Introducing BatteryArchive.org — A Public Battery Data Repository
- Few battery data sets are public and even fewer are in a common format, making it difficult to compare data across studies.
- This article describes the features of Battery Archive, the first public repository for visualization, analysis, and comparison of battery data across institutions.
- Battery Archive is built on open-source tools with the goal of making it interoperable with existing software resources in the battery community.
- The software behind Battery Archive is also available as a Github open-source project.
- Click here to provide feedback on the project.

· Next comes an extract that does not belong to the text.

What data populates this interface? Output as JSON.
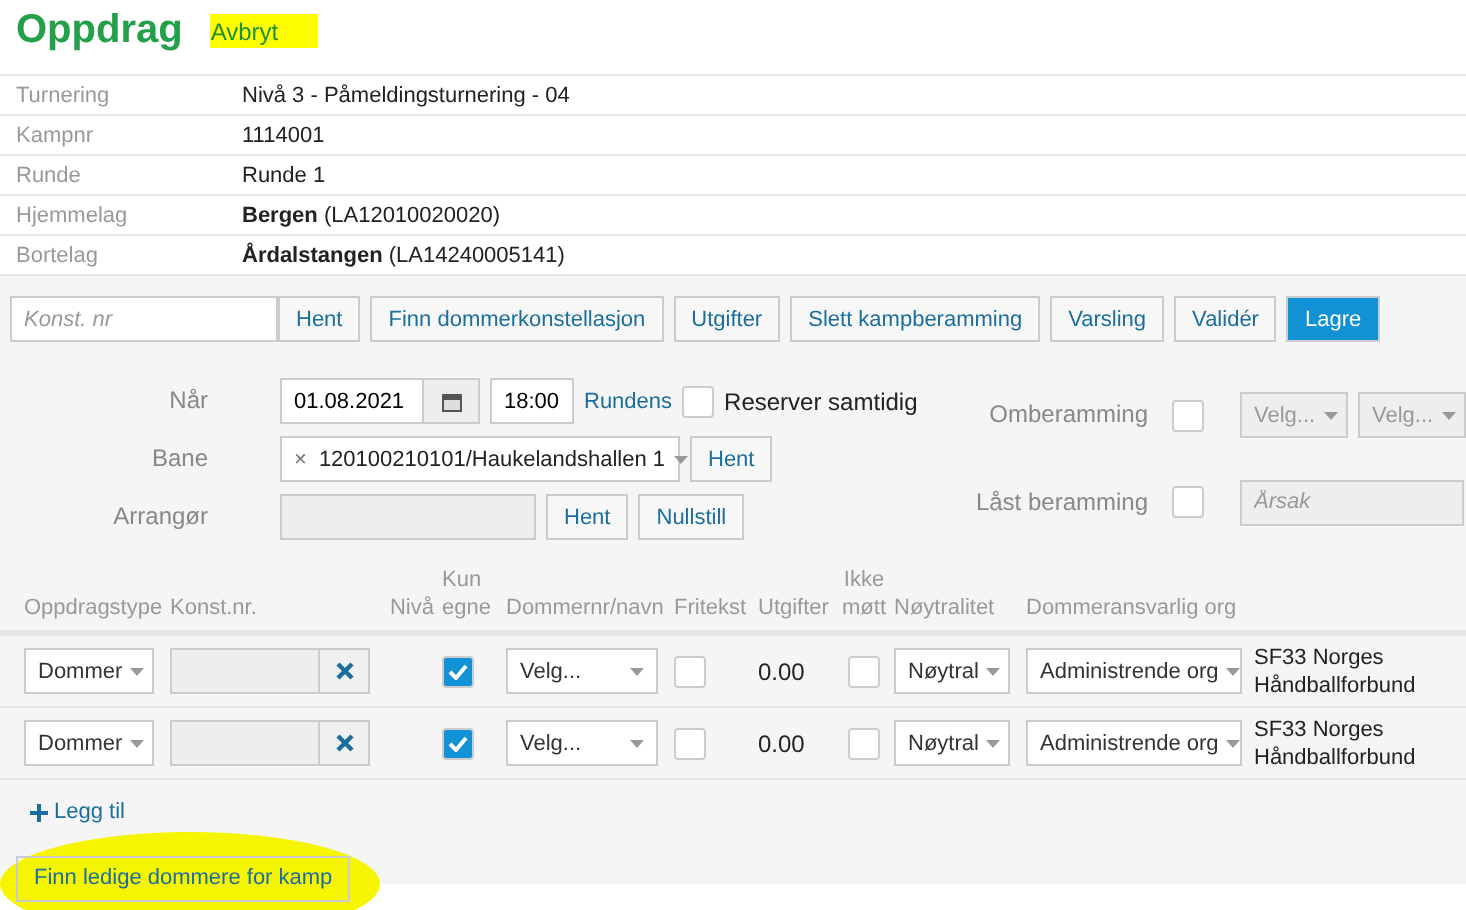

Batteries are central to modern society, powering consumer electronics and electric vehicles, and playing an integral role in energy storage. Significant research has been conducted to understand their performance and degradation under a wide range of conditions. If made public, the data are typically reported in articles as plots, such as capacity fade versus cycle count. While such plots provide a useful summary of the key results, they are not very amenable to further analysis. The data points must be extracted to compare results from different studies and many kinds of modeling and analysis are not possible without the actual charge-discharge curves. The raw data from battery cycling studies are typically not shared: previous articles have reported on just a few well-known data sets, some limited to a single cell. Even when raw data are uploaded to an individual research group’s website or a repository like Zenodo, they are not standardized. Different file types, column structures, and calculated values are used in each dataset. Thus, a lot of post-processing is still required to compare the studies of even those groups that have graciously uploaded their raw data. Motivated by the difficulty we encountered while evaluating cycling results at Sandia National Laboratories (SNL) against existing studies, we decided to create Battery Archive, a repository for easy visualization, analysis, and comparison of battery data across institutions.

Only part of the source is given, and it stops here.